銀行口座を特定するための調査方法と照会先の全体像

通帳探しで終わらせず、資料収集、相続人資格の証明、金融機関照会、相続時照会、紛争対応まで順に組み立てます。

相続で被相続人の銀行口座を特定する作業は、通帳を探すだけの作業ではありません。預貯金債権という相続財産を把握し、相続人であることを証明し、金融機関の守秘義務と相続実務の枠内で、口座の有無、残高、取引経過、払戻し可否を順に確認する調査です。

最初に把握すべきなのは、銀行口座調査には複数の入口があり、ひとつだけで完結しにくいという点です。次の一覧は、相続人が使う基本ルートを並べたもので、どの段階で何を確認するかを見誤らないために重要です。

Route 01

身辺資料から拾う

自宅、郵便物、スマートフォン、メール、家計資料、税務資料から金融機関名、支店、口座番号、顧客番号の手掛かりを集めます。

Route 02

個別金融機関へ照会する

銀行、信用金庫、信用組合、労働金庫、農協、ゆうちょ銀行などへ、相続人資格を証明して口座有無、残高証明、取引履歴を請求します。

Route 03

相続時照会を併用する

生前に預貯金口座へマイナンバーが付番されていた可能性がある場合、制度上の範囲で付番済み口座の所在確認を申し込みます。

Route 04

争いは証拠化する

使い込み疑い、資料不開示、相続人間の対立があるときは、弁護士、家庭裁判所の調停や審判、必要な証拠収集手続を検討します。

Route 05

税務と登記へつなぐ

相続税申告、不動産の相続登記、遺産分割協議と連動するため、税理士、司法書士、行政書士、金融機関の相続担当と役割分担します。

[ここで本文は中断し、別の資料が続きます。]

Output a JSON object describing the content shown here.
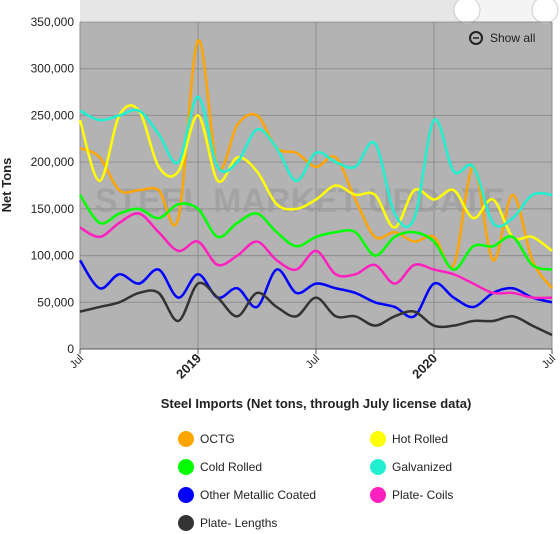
{
  "chart_data": {
    "type": "line",
    "xlabel": "Steel Imports (Net tons, through July license data)",
    "ylabel": "Net Tons",
    "watermark": "STEEL MARKET UPDATE",
    "reset_label": "Show all",
    "categories": [
      "Jul",
      null,
      null,
      null,
      null,
      null,
      "2019",
      null,
      null,
      null,
      null,
      null,
      "Jul",
      null,
      null,
      null,
      null,
      null,
      "2020",
      null,
      null,
      null,
      null,
      null,
      "Jul"
    ],
    "ylim": [
      0,
      350000
    ],
    "yticks": [
      0,
      {
        "value": 50000,
        "label": "50,000"
      },
      {
        "value": 100000,
        "label": "100,000"
      },
      {
        "value": 150000,
        "label": "150,000"
      },
      {
        "value": 200000,
        "label": "200,000"
      },
      {
        "value": 250000,
        "label": "250,000"
      },
      {
        "value": 300000,
        "label": "300,000"
      },
      {
        "value": 350000,
        "label": "350,000"
      }
    ],
    "grid": true,
    "series": [
      {
        "name": "OCTG",
        "color": "#ffa500",
        "values": [
          215000,
          205000,
          170000,
          170000,
          170000,
          140000,
          330000,
          195000,
          240000,
          250000,
          215000,
          210000,
          195000,
          205000,
          160000,
          120000,
          125000,
          115000,
          120000,
          90000,
          195000,
          95000,
          165000,
          95000,
          65000
        ]
      },
      {
        "name": "Hot Rolled",
        "color": "#ffff00",
        "values": [
          245000,
          180000,
          250000,
          255000,
          195000,
          190000,
          250000,
          180000,
          205000,
          190000,
          155000,
          150000,
          160000,
          175000,
          165000,
          165000,
          130000,
          170000,
          160000,
          170000,
          140000,
          160000,
          120000,
          120000,
          105000
        ]
      },
      {
        "name": "Cold Rolled",
        "color": "#00ff00",
        "values": [
          165000,
          135000,
          145000,
          150000,
          140000,
          155000,
          150000,
          120000,
          135000,
          145000,
          125000,
          110000,
          120000,
          125000,
          125000,
          100000,
          120000,
          125000,
          115000,
          85000,
          110000,
          110000,
          120000,
          90000,
          85000
        ]
      },
      {
        "name": "Galvanized",
        "color": "#20f0d0",
        "values": [
          255000,
          245000,
          250000,
          255000,
          230000,
          200000,
          270000,
          195000,
          200000,
          235000,
          215000,
          180000,
          210000,
          200000,
          195000,
          220000,
          145000,
          140000,
          245000,
          190000,
          195000,
          135000,
          140000,
          165000,
          165000
        ]
      },
      {
        "name": "Other Metallic Coated",
        "color": "#0000ff",
        "values": [
          95000,
          65000,
          80000,
          70000,
          85000,
          55000,
          80000,
          55000,
          65000,
          45000,
          85000,
          60000,
          70000,
          65000,
          60000,
          50000,
          45000,
          35000,
          70000,
          55000,
          45000,
          60000,
          65000,
          55000,
          50000
        ]
      },
      {
        "name": "Plate- Coils",
        "color": "#ff20c0",
        "values": [
          130000,
          120000,
          135000,
          145000,
          125000,
          105000,
          115000,
          90000,
          100000,
          115000,
          95000,
          85000,
          105000,
          80000,
          80000,
          90000,
          70000,
          90000,
          85000,
          80000,
          70000,
          60000,
          60000,
          55000,
          55000
        ]
      },
      {
        "name": "Plate- Lengths",
        "color": "#333333",
        "values": [
          40000,
          45000,
          50000,
          60000,
          60000,
          30000,
          70000,
          55000,
          35000,
          60000,
          45000,
          35000,
          55000,
          35000,
          35000,
          25000,
          35000,
          40000,
          25000,
          25000,
          30000,
          30000,
          35000,
          25000,
          15000
        ]
      }
    ]
  }
}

実務では、手掛かりの収集と書類準備を先に進め、判明した金融機関へ個別照会し、必要に応じて横断的な制度を使います。次の判断の流れでは、どの順番で進めると調査漏れと手戻りを減らせるかを確認できます。

銀行口座調査の基本順序

手掛かりを集める

通帳、郵便物、アプリ、税務資料、年金通知を保全します。

相続人資格を証明する書類を整える

戸籍、除籍、住民票除票、法定相続情報一覧図を準備します。

個別金融機関へ照会する

口座有無、残高証明、取引履歴、貸金庫、負債を目的別に依頼します。

付番済み口座の可能性を確認する

相続時照会の対象になりそうな場合は、取扱金融機関の窓口で申し込みます。

財産目録と遺産分割資料へ整理する

残高、履歴、未収利息、負債、証券や保険への資金移動を記録します。

注意全国の全口座を完全検索できる万能窓口は限定的です。相続時照会は有力な手掛かりですが、未付番口座、海外口座、証券口座、暗号資産、貸金庫の内容まで自動的に分かる制度ではありません。
Section 01

銀行口座調査の用語定義と準備書類

預貯金口座の範囲、特定すべき事項、照会の意味、金融機関に提示する公的書類を先にそろえます。

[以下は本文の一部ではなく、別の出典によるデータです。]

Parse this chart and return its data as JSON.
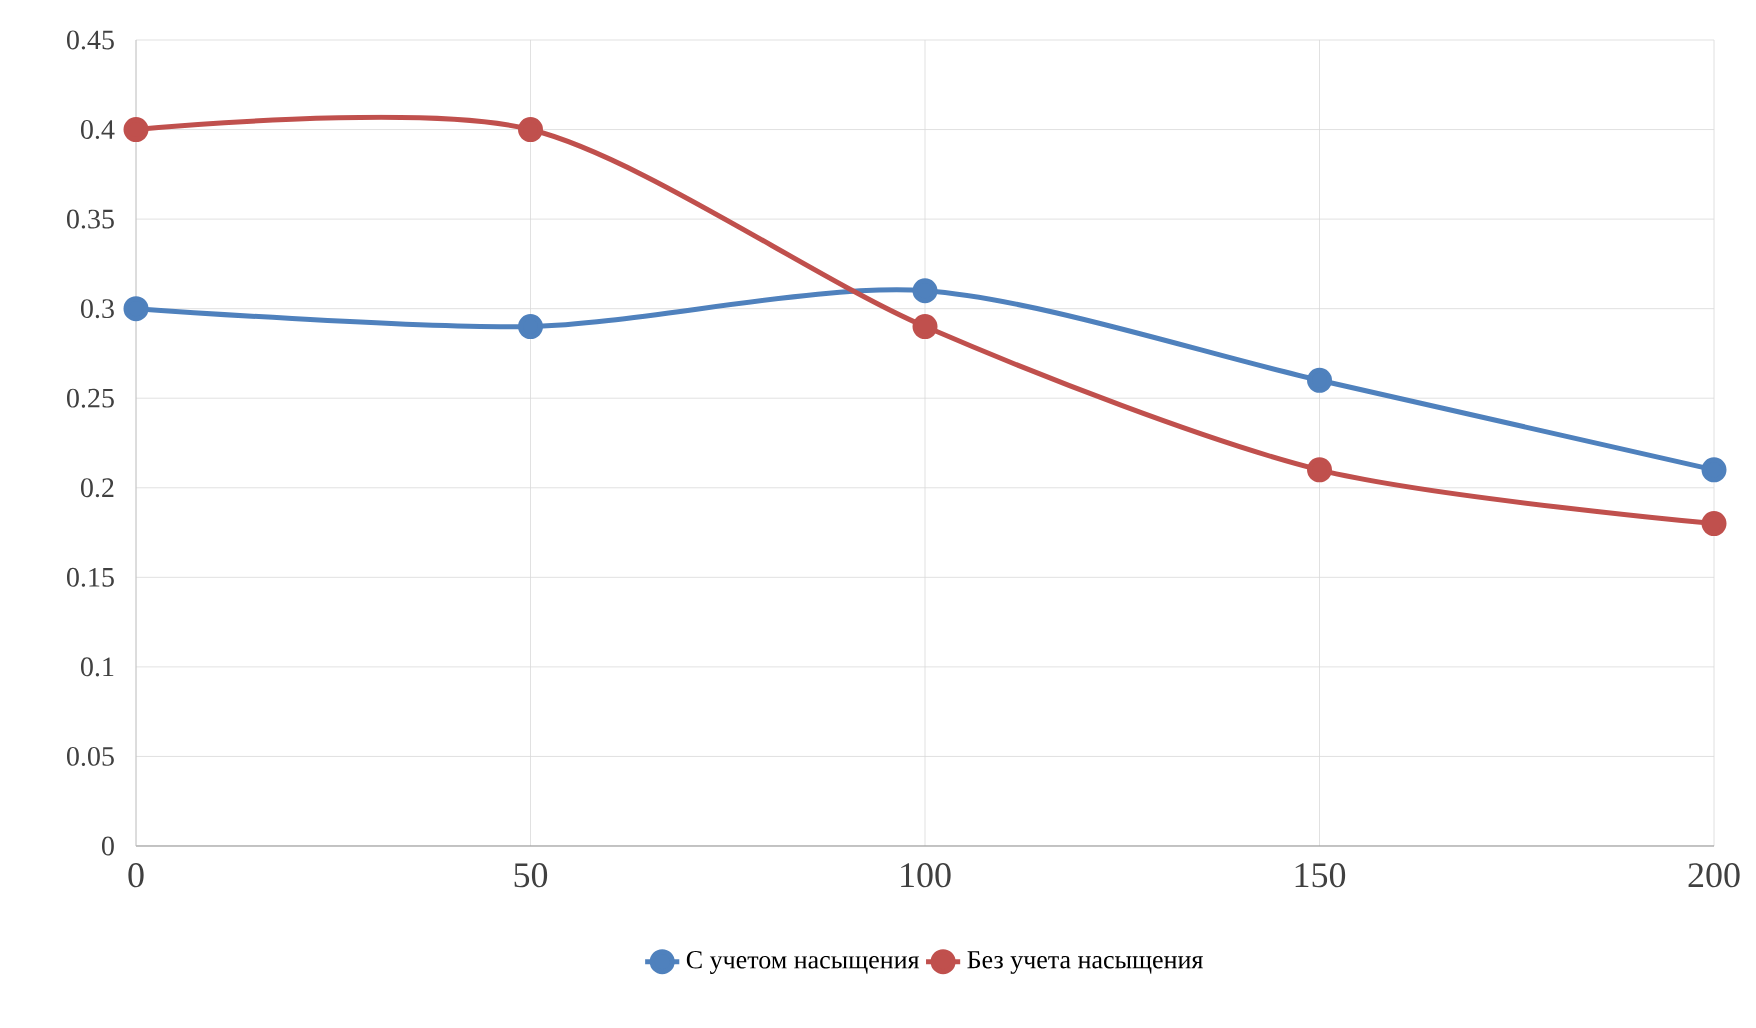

銀行口座調査では、どの種類の口座を探すのか、何が分かれば特定したといえるのか、誰の権限で照会するのかをそろえておく必要があります。次の比較表は、口座の種類ごとに見落としやすい注意点を整理したもので、調査候補を広げるために使います。

区分調査上の注意
銀行メガバンク、地方銀行、第二地方銀行、ネット銀行支店統廃合、旧銀行名、ネット専用支店、通帳レス口座に注意します。
協同組織金融機関信用金庫、信用組合、労働金庫地域、勤務先、事業、労働組合との関係から候補を広げます。
系統金融機関JAバンク、JFマリンバンク農地、農業収入、漁業収入、共済資料がある場合に確認します。
ゆうちょ銀行通常貯金、定額貯金、定期貯金古い証書や郵政民営化前の郵便貯金は別途確認します。
外国銀行、海外口座外貨預金、海外現地口座国内資料だけでは見つからないことがあるため、海外郵便や税務資料も見ます。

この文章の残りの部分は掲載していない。